Additionally, all employed normalization steps assume that the relative abundance of proteins within one sample can be used to normalize all proteins. This, however, cannot be assumed for this dataset as E. coli and human proteins were pipetted separately, which leads to changes in the protein abundance ranks between samples (which are assumed to be stable by the normalization methods). This highlights the need to employ special strategies to evaluate normalization strategies in future benchmark studies. A dilution series of the same samples being measured with different injection amounts may be more suitable to investigate normalization methods.
Finally, we evaluated the prediction performance of statistical tests for two-group comparisons, which have previously been used in proteomics data analysis (Figure 4D), again for all three reference protein lists. In general, the non-parametric tests ROTS and SAM consistently perform best for all DIA analysis workflows.

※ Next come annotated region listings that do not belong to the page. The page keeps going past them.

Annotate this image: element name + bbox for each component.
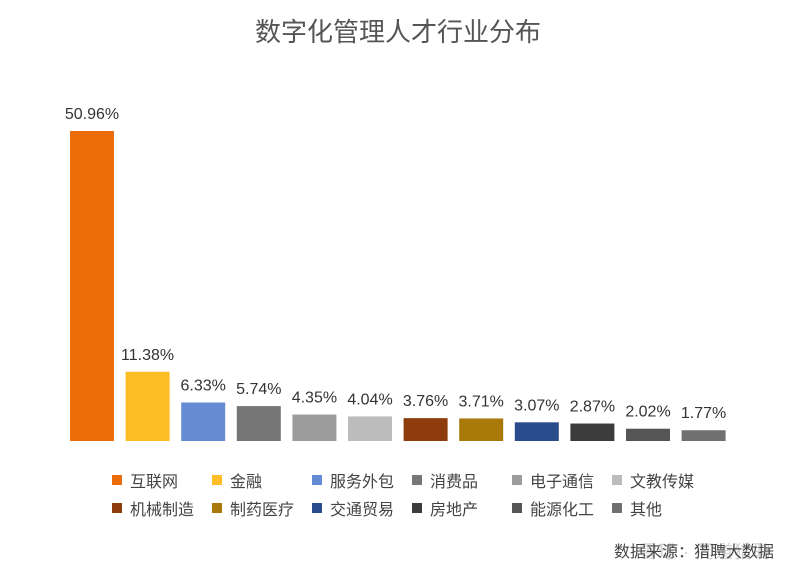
bar-3 — [181, 402, 226, 441]
legend-swatch — [412, 503, 422, 513]
legend-swatch — [212, 503, 222, 513]
bar-7 — [403, 418, 448, 441]
legend-label: 机械制造 — [130, 502, 195, 519]
legend-label: 互联网 — [130, 474, 179, 491]
bar-10 — [570, 423, 615, 441]
bar-11 — [626, 428, 670, 441]
bar-8 — [459, 418, 504, 441]
legend-item: 服务外包 — [312, 466, 412, 494]
legend-item: 互联网 — [112, 466, 212, 494]
legend-label: 电子通信 — [530, 474, 595, 491]
data-label-5: 4.35% — [292, 390, 337, 407]
legend-item: 机械制造 — [112, 494, 212, 522]
data-label-7: 3.76% — [403, 393, 448, 410]
data-label-3: 6.33% — [181, 377, 226, 394]
legend-swatch — [512, 475, 522, 485]
legend-label: 制药医疗 — [230, 502, 295, 519]
legend-item: 文教传媒 — [612, 466, 712, 494]
legend-swatch — [412, 475, 422, 485]
legend-swatch — [612, 475, 622, 485]
legend-item: 交通贸易 — [312, 494, 412, 522]
bar-4 — [236, 406, 281, 441]
data-label-11: 2.02% — [625, 404, 670, 421]
legend-swatch — [512, 503, 522, 513]
legend-item: 制药医疗 — [212, 494, 312, 522]
legend-label: 能源化工 — [530, 502, 595, 519]
data-label-4: 5.74% — [236, 381, 281, 398]
legend-item: 电子通信 — [512, 466, 612, 494]
legend-label: 消费品 — [430, 474, 479, 491]
source-note: 数据来源：猎聘大数据 — [613, 544, 774, 561]
legend-item: 消费品 — [412, 466, 512, 494]
legend-label: 金融 — [230, 474, 263, 491]
legend-swatch — [312, 475, 322, 485]
legend-swatch — [612, 503, 622, 513]
bar-chart: 50.96% 11.38% 6.33% 5.74% 4.35% 4.04% 3.76% 3.7… — [65, 106, 726, 441]
data-label-6: 4.04% — [347, 391, 392, 408]
legend-row: 机械制造 制药医疗 交通贸易 房地产 能源化工 其他 — [112, 494, 752, 522]
data-label-9: 3.07% — [514, 397, 559, 414]
legend-swatch — [112, 475, 122, 485]
legend-label: 其他 — [630, 502, 663, 519]
chart-title: 数字化管理人才行业分布 — [254, 17, 541, 47]
legend-label: 文教传媒 — [630, 474, 695, 491]
data-label-2: 11.38% — [121, 347, 174, 364]
legend-item: 房地产 — [412, 494, 512, 522]
legend-item: 其他 — [612, 494, 712, 522]
bar-2 — [125, 371, 170, 441]
legend-swatch — [312, 503, 322, 513]
watermark: 雪球 · 同道猎聘 — [639, 542, 772, 562]
data-label-12: 1.77% — [681, 405, 726, 422]
legend-row: 互联网 金融 服务外包 消费品 电子通信 文教传媒 — [112, 466, 752, 494]
data-label-10: 2.87% — [570, 399, 615, 416]
bar-1 — [70, 131, 114, 441]
bar-12 — [681, 430, 726, 441]
legend-swatch — [112, 503, 122, 513]
data-label-1: 50.96% — [65, 106, 119, 123]
legend-label: 房地产 — [430, 502, 479, 519]
data-label-8: 3.71% — [459, 393, 504, 410]
legend-swatch — [212, 475, 222, 485]
bar-9 — [514, 422, 559, 441]
legend-label: 服务外包 — [330, 474, 395, 491]
legend-item: 能源化工 — [512, 494, 612, 522]
legend-label: 交通贸易 — [330, 502, 395, 519]
bar-5 — [292, 414, 337, 441]
legend-item: 金融 — [212, 466, 312, 494]
bar-6 — [348, 416, 392, 441]
chart-legend: 互联网 金融 服务外包 消费品 电子通信 文教传媒机械制造 制药医疗 交通贸易 房地产 能源化工 其… — [112, 466, 752, 522]
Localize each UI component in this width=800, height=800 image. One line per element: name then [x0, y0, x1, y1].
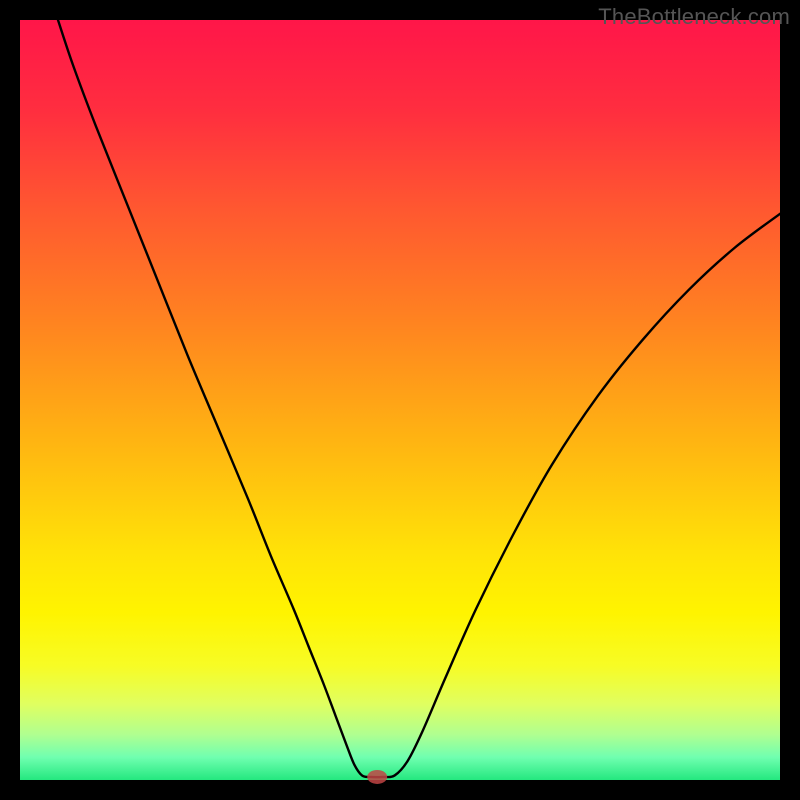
plot-background-gradient [20, 20, 780, 780]
minimum-marker [367, 770, 387, 784]
watermark-text: TheBottleneck.com [598, 4, 790, 30]
bottleneck-chart [0, 0, 800, 800]
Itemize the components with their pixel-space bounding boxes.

Interestingly, SAM performed better than ROTS with the exception of data analysed by Skyline, where ROTS consistently performed best (Supplementary Figure S8). However, the superiority of SAM over ROTS may also be due to the set hyperparameters, as the SAM statistic can be derived from the more general ROTS statistic. The good performance of non-parametric methods has been described previously 20,22. Interestingly, SAM did not perform well in the study of Pursiheimo et al, who caution when using SAM but highlight the good performance of ROTS 23.
Connection between data characteristics and statistical prediction performance
We investigated the connection between data properties of the bootstrap datasets and statistical prediction performance. As we identified DIA-NN in combination with the in silico predicted GPF-refined spectral library as an overall well performing DIA analysis workflow, we further investigated, which data properties (Supplementary Figure S9) correlate with benchmarking performance measures (Supplementary Figure S10).
In general, sample variance, kurtosis, skewness and the ratio of variances between two spike-in conditions only show little influence on the performance of statistical tests to detect differentially abundant proteins. The correlation behavior of the remaining data characteristics differ between the DIA analysis workflows (not shown).
As we included different sample sizes during bootstrapping to mimic limited replicate availability, we were also able to investigate the performance of the different DIA analysis workflow for different sample sizes (Supplementary Figure S11). We observed a moderate positive correlation between pAUC values and sample size for all DIA analysis workflows (exemplarily shown in Supplementary Figure S12 for DIA-NN in combination with the in silico predicted GPF-refined spectral library).
Influence of sample size on statistical testing and performance
Overall, SAM performed best for all sample sizes over all workflows, except for Skyline, which showed the best performance in combination with ROTS. However, irrespective of the software suite, for small sample sizes (n < 5) limma achieved a similar performance to SAM and ROTS. Van Ooijen et al., who compared different statistical tools to detect differentially abundant proteome features, also found limma to perform well for small sample sizes 24.